仕事でもプライベートでも、発信力を高めることができれば、やりたいことができる環境が整う時代。せっかくの実力が発信力の弱さで埋もれぬよう、さまざまな実例をあげ、女性らしくしなやかに自己主張ができるようになる手法を、プレゼンノウハウに詳しい池田千恵さんが指南していく連載です。

「逃げ恥」ヒットの鍵は、私たちの中にある過去のトラウマの癒し

 新垣結衣さんが主役をつとめたTBS系ドラマ「逃げるは恥だが役に立つ」(通称「逃げ恥」)がついに最終回の日を迎えました。私もドキドキ、ムズキュンしながら毎週火曜日を楽しみに待っていたひとりです。もともとは星野源さん目当てに観はじめたのですが、登場人物の人間らしさにはまり、それを機に海野つなみさんの原作マンガも一気読みしました。この原稿を書いている時点で最終回の結末はまだわからずヤキモキしているのですが、きっとどんな形であれ、素敵な余韻が残る結末になるのではないかと思っています。

 星野源さん演じる「平匡さん」をはじめとする「逃げ恥」キャラクターに私たちが感情移入し夢中になった理由は、「思い込みで暴走する人間のおかしさと愛おしさ」が描かれているからだと考えています。誰にでもきっとある、コミュニケーションにおけるすれ違いを個性的なキャラクターにちりばめ、どの登場人物にも「あるある!」「いるいる!」といったように共感することができました。キャラクターと自分を重ね合わせ、過去のちくちくした記憶と共に振り返ることができるところが共感ポイントでした。

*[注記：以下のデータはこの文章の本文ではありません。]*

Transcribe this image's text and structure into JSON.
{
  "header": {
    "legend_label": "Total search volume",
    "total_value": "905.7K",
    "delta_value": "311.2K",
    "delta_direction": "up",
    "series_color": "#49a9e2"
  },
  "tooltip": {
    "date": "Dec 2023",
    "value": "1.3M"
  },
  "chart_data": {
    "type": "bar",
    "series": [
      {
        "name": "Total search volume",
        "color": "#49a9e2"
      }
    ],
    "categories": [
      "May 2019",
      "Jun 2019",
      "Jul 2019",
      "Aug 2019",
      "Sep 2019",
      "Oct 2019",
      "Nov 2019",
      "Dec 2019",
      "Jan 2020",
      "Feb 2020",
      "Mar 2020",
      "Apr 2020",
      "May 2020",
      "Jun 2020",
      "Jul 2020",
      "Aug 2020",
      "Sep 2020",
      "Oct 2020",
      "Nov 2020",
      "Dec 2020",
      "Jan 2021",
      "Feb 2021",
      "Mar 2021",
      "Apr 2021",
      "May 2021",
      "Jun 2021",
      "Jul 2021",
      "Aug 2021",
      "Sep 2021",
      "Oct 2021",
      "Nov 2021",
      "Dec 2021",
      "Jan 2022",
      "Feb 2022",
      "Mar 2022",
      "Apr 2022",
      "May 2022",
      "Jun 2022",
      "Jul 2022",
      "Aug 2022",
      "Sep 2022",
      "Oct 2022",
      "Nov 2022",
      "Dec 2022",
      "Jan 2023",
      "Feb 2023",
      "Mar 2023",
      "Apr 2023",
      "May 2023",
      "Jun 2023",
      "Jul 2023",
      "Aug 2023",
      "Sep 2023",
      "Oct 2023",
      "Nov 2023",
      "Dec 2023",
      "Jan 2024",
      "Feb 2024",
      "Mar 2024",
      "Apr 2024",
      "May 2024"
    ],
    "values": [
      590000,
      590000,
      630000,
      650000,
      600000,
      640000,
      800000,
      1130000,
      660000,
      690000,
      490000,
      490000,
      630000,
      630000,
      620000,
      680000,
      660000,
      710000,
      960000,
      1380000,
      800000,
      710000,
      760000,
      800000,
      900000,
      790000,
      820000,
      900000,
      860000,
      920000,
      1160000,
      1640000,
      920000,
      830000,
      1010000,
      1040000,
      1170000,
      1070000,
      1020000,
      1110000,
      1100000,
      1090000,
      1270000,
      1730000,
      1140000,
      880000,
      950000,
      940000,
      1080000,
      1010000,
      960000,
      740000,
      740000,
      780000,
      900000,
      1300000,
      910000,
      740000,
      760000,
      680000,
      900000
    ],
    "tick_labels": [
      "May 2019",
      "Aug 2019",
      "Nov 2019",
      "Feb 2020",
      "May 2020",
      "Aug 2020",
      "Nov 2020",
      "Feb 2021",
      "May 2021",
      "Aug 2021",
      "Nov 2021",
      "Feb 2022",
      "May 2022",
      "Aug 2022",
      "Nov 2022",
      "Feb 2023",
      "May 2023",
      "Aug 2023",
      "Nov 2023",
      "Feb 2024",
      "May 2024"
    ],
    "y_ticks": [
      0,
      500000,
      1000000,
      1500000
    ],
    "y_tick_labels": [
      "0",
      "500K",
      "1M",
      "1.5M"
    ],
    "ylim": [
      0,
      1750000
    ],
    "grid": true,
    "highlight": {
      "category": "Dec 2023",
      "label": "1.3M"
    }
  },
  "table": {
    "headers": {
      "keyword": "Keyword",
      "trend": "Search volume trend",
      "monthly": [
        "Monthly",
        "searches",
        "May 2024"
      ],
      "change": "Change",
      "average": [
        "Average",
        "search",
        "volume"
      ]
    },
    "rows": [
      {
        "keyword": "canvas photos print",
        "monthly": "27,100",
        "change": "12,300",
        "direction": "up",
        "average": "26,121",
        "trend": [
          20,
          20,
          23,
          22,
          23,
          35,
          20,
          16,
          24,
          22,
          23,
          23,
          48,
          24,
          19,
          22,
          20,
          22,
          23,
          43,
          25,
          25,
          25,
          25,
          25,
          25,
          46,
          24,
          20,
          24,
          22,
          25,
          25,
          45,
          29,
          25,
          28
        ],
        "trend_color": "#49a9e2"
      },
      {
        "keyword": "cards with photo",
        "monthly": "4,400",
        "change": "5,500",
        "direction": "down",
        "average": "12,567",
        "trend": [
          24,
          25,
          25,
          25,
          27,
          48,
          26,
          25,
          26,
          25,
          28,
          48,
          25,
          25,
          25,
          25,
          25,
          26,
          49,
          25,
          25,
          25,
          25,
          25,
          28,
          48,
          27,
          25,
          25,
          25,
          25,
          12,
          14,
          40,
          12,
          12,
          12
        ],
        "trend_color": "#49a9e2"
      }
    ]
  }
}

Life is a tragedy when seen in close-up, but a comedy in long-shot.(人生は近くで見ると悲劇だが、遠くから見れば喜劇である)――
(出所:WikiQuote

 喜劇王チャップリンの名言です。「逃げ恥」もまさに、遠くから眺める私たちにとっては喜劇であり、登場人物にとってはとてつもなく深刻なものだったために、私たちの過去の切ない思いを、登場人物を重ね合わせることで笑いとムズキュンに変えることができたのです。